Table of Contents
Pododermatitis, Foot Pad Dermatitis, Paw Burns, Foot Pad Ulcers
Bumblefoot, also known as pododermatitis, is a common inflammatory condition affecting the bottom of the chicken’s foot.
The most frequent presentation is the presence of a hard, puss-filled abscess covered by a brown to black colored scab.
There will also be varying degrees of swelling, heat, and reddening of the skin in the area of the scab. As the severity of the infection increases, so does the pain, and chickens are often reluctant to walk and/or appear lame.
Risk factors of bumblefoot:
- Previous foot or leg injury Hard, muddy, flooded, uneven, or rough floor surfaces
- Damp or unsanitary bedding litter
- Vitamin A deficiency
- Excessively dry skin
- Lack of activity
- Excessive activity due to fighting among flock members or guarding behavior
- Leg or conformation abnormality Improperly designed perches (plastic, sharp-corners, or not wide enough)
- Excessive accumulation of feces
- Large body size: The heavier the bird, the more pressure they will exert on the bottom of their feet. Thus, heavier breeds are more at risk of bumblefoot.
- Skin wounds: Any type of foot injury, even minor abrasions, provide a route for bacteria to enter, resulting in bumblefoot.
- Overgrown toenails: Most chickens will probably require their toenails to be periodically trimmed, to prevent them from becoming too long. Otherwise, it can interfere with their ability to move and perch normally.

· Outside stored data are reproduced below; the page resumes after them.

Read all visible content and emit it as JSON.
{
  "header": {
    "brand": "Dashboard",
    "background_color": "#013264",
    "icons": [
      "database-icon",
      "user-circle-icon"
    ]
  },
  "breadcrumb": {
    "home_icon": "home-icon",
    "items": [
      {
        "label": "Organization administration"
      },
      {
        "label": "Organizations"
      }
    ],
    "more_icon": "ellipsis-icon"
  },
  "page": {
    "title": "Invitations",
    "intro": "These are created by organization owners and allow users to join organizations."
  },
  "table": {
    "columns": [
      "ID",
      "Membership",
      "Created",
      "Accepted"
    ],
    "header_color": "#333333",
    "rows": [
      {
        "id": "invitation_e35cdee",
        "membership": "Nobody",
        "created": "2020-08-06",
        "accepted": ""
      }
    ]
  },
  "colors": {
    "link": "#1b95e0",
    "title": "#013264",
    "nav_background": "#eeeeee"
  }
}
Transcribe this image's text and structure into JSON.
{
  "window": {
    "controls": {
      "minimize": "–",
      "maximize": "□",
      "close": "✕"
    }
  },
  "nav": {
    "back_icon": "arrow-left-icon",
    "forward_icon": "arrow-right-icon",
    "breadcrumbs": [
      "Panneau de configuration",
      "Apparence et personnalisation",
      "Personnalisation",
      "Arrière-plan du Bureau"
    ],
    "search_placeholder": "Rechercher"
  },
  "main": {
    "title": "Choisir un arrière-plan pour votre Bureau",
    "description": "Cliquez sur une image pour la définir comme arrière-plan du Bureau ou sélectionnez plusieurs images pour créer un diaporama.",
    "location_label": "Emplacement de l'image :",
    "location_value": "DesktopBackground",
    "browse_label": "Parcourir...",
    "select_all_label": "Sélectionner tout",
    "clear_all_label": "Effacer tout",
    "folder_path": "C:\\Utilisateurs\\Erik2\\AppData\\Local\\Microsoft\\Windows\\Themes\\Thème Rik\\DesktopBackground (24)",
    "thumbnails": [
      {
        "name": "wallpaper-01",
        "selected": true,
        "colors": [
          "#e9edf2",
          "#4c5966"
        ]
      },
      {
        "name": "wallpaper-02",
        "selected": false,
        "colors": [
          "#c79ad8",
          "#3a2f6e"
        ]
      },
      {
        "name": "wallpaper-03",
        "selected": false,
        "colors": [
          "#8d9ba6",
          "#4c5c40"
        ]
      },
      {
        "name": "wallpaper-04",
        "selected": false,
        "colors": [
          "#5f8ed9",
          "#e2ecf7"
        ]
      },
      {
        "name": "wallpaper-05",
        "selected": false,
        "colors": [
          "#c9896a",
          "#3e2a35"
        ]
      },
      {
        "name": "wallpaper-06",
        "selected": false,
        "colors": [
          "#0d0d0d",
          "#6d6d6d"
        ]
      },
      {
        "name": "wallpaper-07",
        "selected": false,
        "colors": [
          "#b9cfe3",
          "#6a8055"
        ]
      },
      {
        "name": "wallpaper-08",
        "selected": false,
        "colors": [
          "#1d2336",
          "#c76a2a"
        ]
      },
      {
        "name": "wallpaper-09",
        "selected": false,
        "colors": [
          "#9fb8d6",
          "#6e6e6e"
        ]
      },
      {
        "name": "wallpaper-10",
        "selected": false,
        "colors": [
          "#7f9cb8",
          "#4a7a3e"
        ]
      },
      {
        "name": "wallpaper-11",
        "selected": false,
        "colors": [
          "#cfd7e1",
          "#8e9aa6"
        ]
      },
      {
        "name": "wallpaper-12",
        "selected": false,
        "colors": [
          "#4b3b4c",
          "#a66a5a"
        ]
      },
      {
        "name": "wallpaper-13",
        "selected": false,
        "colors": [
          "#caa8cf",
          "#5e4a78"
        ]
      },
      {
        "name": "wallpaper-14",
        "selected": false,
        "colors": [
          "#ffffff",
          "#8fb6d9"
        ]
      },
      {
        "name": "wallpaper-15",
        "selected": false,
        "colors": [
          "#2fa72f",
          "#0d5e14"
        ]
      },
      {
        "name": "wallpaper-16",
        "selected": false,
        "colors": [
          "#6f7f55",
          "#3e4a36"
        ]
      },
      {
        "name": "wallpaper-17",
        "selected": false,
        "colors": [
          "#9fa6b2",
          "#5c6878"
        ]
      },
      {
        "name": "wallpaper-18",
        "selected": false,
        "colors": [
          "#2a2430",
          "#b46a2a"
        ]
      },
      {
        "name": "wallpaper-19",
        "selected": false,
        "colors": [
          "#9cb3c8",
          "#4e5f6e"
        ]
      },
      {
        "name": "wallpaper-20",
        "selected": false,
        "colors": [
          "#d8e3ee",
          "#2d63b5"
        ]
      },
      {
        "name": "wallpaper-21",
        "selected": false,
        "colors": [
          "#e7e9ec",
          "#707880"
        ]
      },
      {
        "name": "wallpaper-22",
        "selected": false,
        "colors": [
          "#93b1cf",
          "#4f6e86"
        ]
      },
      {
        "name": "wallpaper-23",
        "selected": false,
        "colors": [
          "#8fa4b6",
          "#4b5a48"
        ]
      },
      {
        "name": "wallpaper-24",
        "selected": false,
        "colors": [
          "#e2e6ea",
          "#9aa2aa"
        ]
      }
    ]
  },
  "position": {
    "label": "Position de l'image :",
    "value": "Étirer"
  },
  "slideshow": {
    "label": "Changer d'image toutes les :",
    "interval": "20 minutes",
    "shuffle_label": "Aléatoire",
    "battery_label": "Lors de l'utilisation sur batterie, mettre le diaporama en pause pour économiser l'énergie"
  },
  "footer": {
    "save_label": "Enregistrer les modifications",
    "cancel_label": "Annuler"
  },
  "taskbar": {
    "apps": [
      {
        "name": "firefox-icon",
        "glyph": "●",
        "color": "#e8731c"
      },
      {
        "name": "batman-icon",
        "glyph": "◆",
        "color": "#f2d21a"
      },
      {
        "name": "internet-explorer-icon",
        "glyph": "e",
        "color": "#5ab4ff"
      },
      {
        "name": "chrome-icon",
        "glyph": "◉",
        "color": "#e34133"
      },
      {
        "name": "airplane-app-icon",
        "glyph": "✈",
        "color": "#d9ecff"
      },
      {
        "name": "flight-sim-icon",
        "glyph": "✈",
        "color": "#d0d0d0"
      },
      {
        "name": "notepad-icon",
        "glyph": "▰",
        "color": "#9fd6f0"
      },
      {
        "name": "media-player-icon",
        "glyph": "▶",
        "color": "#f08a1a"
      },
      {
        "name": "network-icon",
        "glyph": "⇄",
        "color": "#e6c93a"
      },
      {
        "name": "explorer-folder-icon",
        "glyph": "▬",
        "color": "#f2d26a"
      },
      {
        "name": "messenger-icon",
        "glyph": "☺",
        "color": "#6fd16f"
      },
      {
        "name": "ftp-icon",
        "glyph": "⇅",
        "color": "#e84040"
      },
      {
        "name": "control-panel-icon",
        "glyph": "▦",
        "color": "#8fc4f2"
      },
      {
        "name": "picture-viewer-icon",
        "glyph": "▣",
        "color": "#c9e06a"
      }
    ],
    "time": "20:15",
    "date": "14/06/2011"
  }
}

- Poor or imbalanced diet: If chickens aren’t receiving a balanced diet, complete with enough vitamin A and biotin, it can impact their skin integrity, resulting in dry, flaky skin. This decreases the strength of their skin, which acts as a barrier to protect their feet from invasion by bacteria.
- Leg or foot deformities: Chickens with leg or foot deformities often result in unequal or abnormal pressure placed on the foot.
- Bullied birds: Chickens who are on the bottom of the pecking order are more likely to be frequently chased, thus increasing their activity level and pressure exerted on feet if they are frequently jumping and landing to get away from other birds.
- Grade 1: Loss of definition of the epidermis (seen as a shiny, reddened surface or small lesion), with no apparent underlying infection.
- Grade 2: Infection of underlying tissues in direct contact with the surface lesion with no gross swelling.
- Grade 3: Abscess state; infection with serous or caseous fluid draining from a fibrotic lesion.
- Grade 4: Infection with swelling of underlying tissues involving deep vital structures. Usually, a chronic wound at this stage, which may or may not be concurrently causing tenosynovitis, arthritis, and/or osteomyelitis.
- Grade 5: Crippling deformity and loss of function.
Treatment of bumblefoot depends on the stage of the infection. Once an infection is established, the disease progresses quickly.
Early stages are much easier to treat, and may only require simple changes to the environment and/or management practices.
If the infection is present (which is usually the case when there is any ulceration, swelling, and/or inflammation present), then surgical debridement, post-surgical care, and antibiotics are usually necessary.
Post-surgical care consists of bandages and wound management, supportive care, and maintaining a very clean environment for healing. Often, irrigation of the wound is necessary with sterile saline or 0.5% chlorhexidine, and protective ball bandaging or application of a custom-made polypropylene foam shoe.
- Environmental Modifications: Modification of environment or management practices.
- Foot soaks: Soaking the foot in warm water with or without Epsom salts or chlorhexidine solution helps to soften the hardened, proliferative, scabbed tissue as well as using keratin-softening agents.
- Bandaging: Bandaging the foot with colloidal dressings or medical honey or similar product until it is completely healed also helps keep the area clean and moist to encourage healing.
A variety of bandages are available such as a “ball” in which the foot is bandaged into a ball, a “snowshoe” in which the bandage is flat bottomed to disperse the weight over a larger surface area, or a bandage that puts no weight on the bottom of the foot by strapping a U-shaped bar to the leg or making a donut with a pool noodle or other material.
Changing the bandage frequently to keep it clean and dry is necessary.
- Debridement surgery, only performed by your veterinarian.
- Antibiotics: The most commonly used antibiotics include cephalosporins, fluoroquinolones, lincomycin, and clindamycin. If osteomyelitis is present, then enrofloxacin and chloramphenicol are often good choices.